I disagree with the idea that we should shout from the mountain tops
'we have nothing to do with this' and 'we condemn it in the strongest
terms'. It works just the other way around: doing so will only taint
us stronger in the public eye. That's precisely what a politician
would do; who would take them at face value or even seriously? Such
holier-than-thou is routinely disbelieved and rightly so.

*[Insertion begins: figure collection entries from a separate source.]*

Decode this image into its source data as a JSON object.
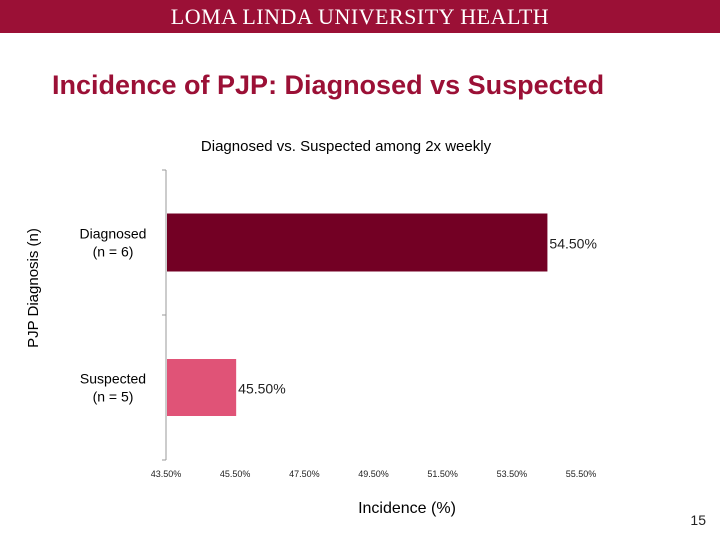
{
  "header": {
    "institution": "LOMA LINDA UNIVERSITY HEALTH"
  },
  "slide": {
    "title": "Incidence of PJP: Diagnosed vs Suspected",
    "number": "15"
  },
  "colors": {
    "banner": "#9b1036",
    "title": "#9b1036",
    "diagnosed_bar": "#730024",
    "suspected_bar": "#e05377"
  },
  "chart_data": {
    "type": "bar",
    "orientation": "horizontal",
    "title": "Diagnosed vs. Suspected among 2x weekly",
    "xlabel": "Incidence (%)",
    "ylabel": "PJP Diagnosis (n)",
    "categories": [
      {
        "line1": "Diagnosed",
        "line2": "(n = 6)"
      },
      {
        "line1": "Suspected",
        "line2": "(n = 5)"
      }
    ],
    "values": [
      54.5,
      45.5
    ],
    "data_labels": [
      "54.50%",
      "45.50%"
    ],
    "xlim": [
      43.5,
      55.5
    ],
    "xticks": [
      43.5,
      45.5,
      47.5,
      49.5,
      51.5,
      53.5,
      55.5
    ],
    "xtick_labels": [
      "43.50%",
      "45.50%",
      "47.50%",
      "49.50%",
      "51.50%",
      "53.50%",
      "55.50%"
    ],
    "grid": false,
    "legend": "none"
  }
}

We should, if asked, comment in ways that explain the situation. By
all means volunteer explanations where opportunity arises... but
dispense positive messages, not reactive ones! E.g., we could quietly
point out that

1) though Linux is pretty immune to viruses, the spam hits us just as
hard as the Windows world (and yes, mix viruses and spammers
rhetorically, it's more than just rhetoric!). So, we have no interest in
this and in fact, the community has produced some great anti-spam
software and services already benefiting all Internet users

2) every basket has its rotten apples, but this particular basket is
too busy keeping the Internet and corporate networks running to be
bothered with childish tinkering, and

3) contrary to some (i.e., journalists, but you don't have to say that
aloud :-) we actually know what we are doing and happy to share our
knowledge freely. With a link to Groklaw...

ashishK 02/03/04 10:41:15 AM EST

Agree, but i think Bruce Perens already said much of this:

Thus, I urge all persons who have sympathy for Free Software, Open Source, and Linux:

Do not cheer on attacks on the SCO site. By doing so, you falsely implicate our community in the attacks, in the eyes of outsiders who read your words. Our community believes in freedom of speech, not silencing our opponent's speech through net attacks. We will defeat SCO using the truth, not by gagging them.

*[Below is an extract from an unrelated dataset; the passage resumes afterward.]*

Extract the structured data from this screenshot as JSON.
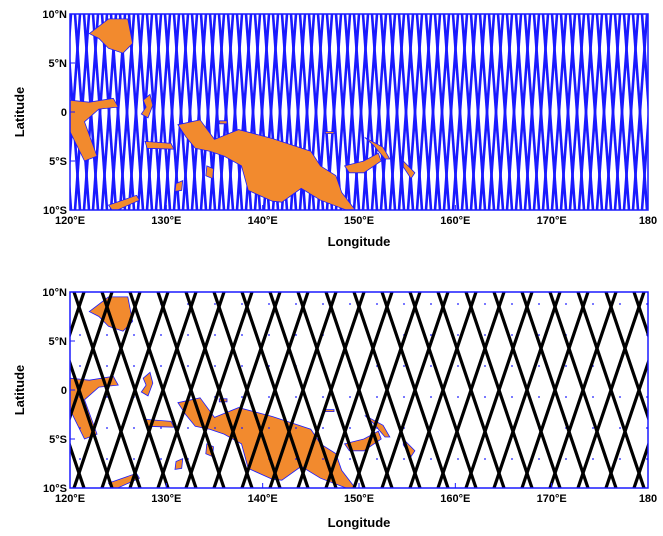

Publicly deplore the attacks as an attempt to defame us, and not an effort of our community. Show others this notice. Continue to fight SCO, using all legal means at your disposal. Show others the analysis of SCO's ongoing fraud at Groklaw.net and elsewhere, and explain to them your own experience as a participant in the Free Software community.

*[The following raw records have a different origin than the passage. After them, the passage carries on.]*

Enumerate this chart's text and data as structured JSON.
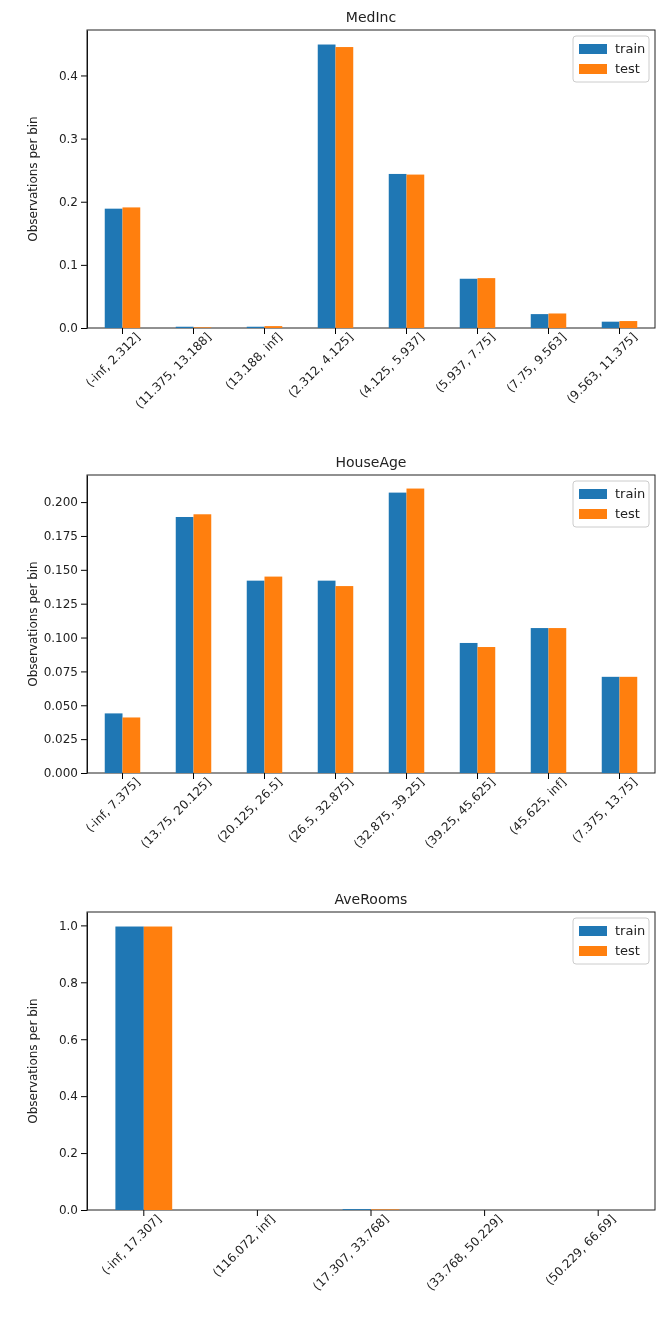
{
  "chart_data": [
    {
      "type": "bar",
      "title": "MedInc",
      "ylabel": "Observations per bin",
      "categories": [
        "(-inf, 2.312]",
        "(11.375, 13.188]",
        "(13.188, inf]",
        "(2.312, 4.125]",
        "(4.125, 5.937]",
        "(5.937, 7.75]",
        "(7.75, 9.563]",
        "(9.563, 11.375]"
      ],
      "series": [
        {
          "name": "train",
          "color": "#1f77b4",
          "values": [
            0.189,
            0.002,
            0.002,
            0.449,
            0.244,
            0.078,
            0.022,
            0.01
          ]
        },
        {
          "name": "test",
          "color": "#ff7f0e",
          "values": [
            0.191,
            0.001,
            0.003,
            0.445,
            0.243,
            0.079,
            0.023,
            0.011
          ]
        }
      ],
      "ylim": [
        0,
        0.472
      ],
      "yticks": [
        {
          "value": 0,
          "label": "0.0"
        },
        0.1,
        0.2,
        0.3,
        0.4
      ],
      "legend": "top right",
      "grid": false
    },
    {
      "type": "bar",
      "title": "HouseAge",
      "ylabel": "Observations per bin",
      "categories": [
        "(-inf, 7.375]",
        "(13.75, 20.125]",
        "(20.125, 26.5]",
        "(26.5, 32.875]",
        "(32.875, 39.25]",
        "(39.25, 45.625]",
        "(45.625, inf]",
        "(7.375, 13.75]"
      ],
      "series": [
        {
          "name": "train",
          "color": "#1f77b4",
          "values": [
            0.044,
            0.189,
            0.142,
            0.142,
            0.207,
            0.096,
            0.107,
            0.071
          ]
        },
        {
          "name": "test",
          "color": "#ff7f0e",
          "values": [
            0.041,
            0.191,
            0.145,
            0.138,
            0.21,
            0.093,
            0.107,
            0.071
          ]
        }
      ],
      "ylim": [
        0,
        0.22
      ],
      "yticks": [
        {
          "value": 0,
          "label": "0.000"
        },
        {
          "value": 0.025,
          "label": "0.025"
        },
        {
          "value": 0.05,
          "label": "0.050"
        },
        {
          "value": 0.075,
          "label": "0.075"
        },
        {
          "value": 0.1,
          "label": "0.100"
        },
        {
          "value": 0.125,
          "label": "0.125"
        },
        {
          "value": 0.15,
          "label": "0.150"
        },
        {
          "value": 0.175,
          "label": "0.175"
        },
        {
          "value": 0.2,
          "label": "0.200"
        }
      ],
      "legend": "top right",
      "grid": false
    },
    {
      "type": "bar",
      "title": "AveRooms",
      "ylabel": "Observations per bin",
      "categories": [
        "(-inf, 17.307]",
        "(116.072, inf]",
        "(17.307, 33.768]",
        "(33.768, 50.229]",
        "(50.229, 66.69]"
      ],
      "series": [
        {
          "name": "train",
          "color": "#1f77b4",
          "values": [
            0.996,
            0,
            0.003,
            0,
            0
          ]
        },
        {
          "name": "test",
          "color": "#ff7f0e",
          "values": [
            0.996,
            0,
            0.002,
            0,
            0
          ]
        }
      ],
      "ylim": [
        0,
        1.047
      ],
      "yticks": [
        {
          "value": 0,
          "label": "0.0"
        },
        {
          "value": 0.2,
          "label": "0.2"
        },
        {
          "value": 0.4,
          "label": "0.4"
        },
        {
          "value": 0.6,
          "label": "0.6"
        },
        {
          "value": 0.8,
          "label": "0.8"
        },
        {
          "value": 1,
          "label": "1.0"
        }
      ],
      "legend": "top right",
      "grid": false
    }
  ]
}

Continue the visible presence of Free Software as a force for good in the world by producing excellent original software for everyone's free use and deploying it wherever possible. Promote these projects to the press and public as you carry them out. Do what you can for other public-good projects such as schools and non-profit organizations. FreeGeek.org is an excellent example of how to carry this out.

Show others by example that our side always takes the high road. When they see a low-road sort of action like denial-of-service, spam, or stock fraud, they'll know who to blame.
Remember that your actions count. You are ambassadors of our community.

Many Thanks

Mark potochnik 02/03/04 09:17:59 AM EST

Although I have heard a couple of negative comments about Linux people. When they said that they didn't want to go online today because of the virus. I told them that I had a solution. I gave them a copy of virus safe Knoppix, and they were happy to get it... A first...


Photocrimes 02/03/04 08:37:34 AM EST

I find it surprising that biased journalism is still being posted well "after" the experts in the community have stated that the MyDoom trojan was the product of a Russian Spam house. Using SCO and Microsoft was all smoke meant to draw your focus away from the true intent of the trojan, plant a back door and key logger. Cudos, it worked. It has fooled every journalist out there and smeared our good name while planting back doors in some 500,000 PC's ready for the spamers to use. Of course nobody points to the spamers, they are all too wrapped up in blaming Linux users, or trash talking them.

Don't you think it's fair to point out that this was a Windows based trojan? In fact Linux users are seldom refered to as "script kiddies" as they are often highly educated. It takes a fair amount of skill to be versed in using any Unix/Linux system. It is safe to say that this trojan could of been created with NO KNOWLEDGE of Unix/Linux whatsoever!

It troubles me that a journalist would overlook all of the other evidense and base his conclusion only on the words "Microsoft" and "SCO"

It looks like we overlooked one small part of this trojans payload. Not only did it plant a back door and keyloger, it also planted a bunch of journalist.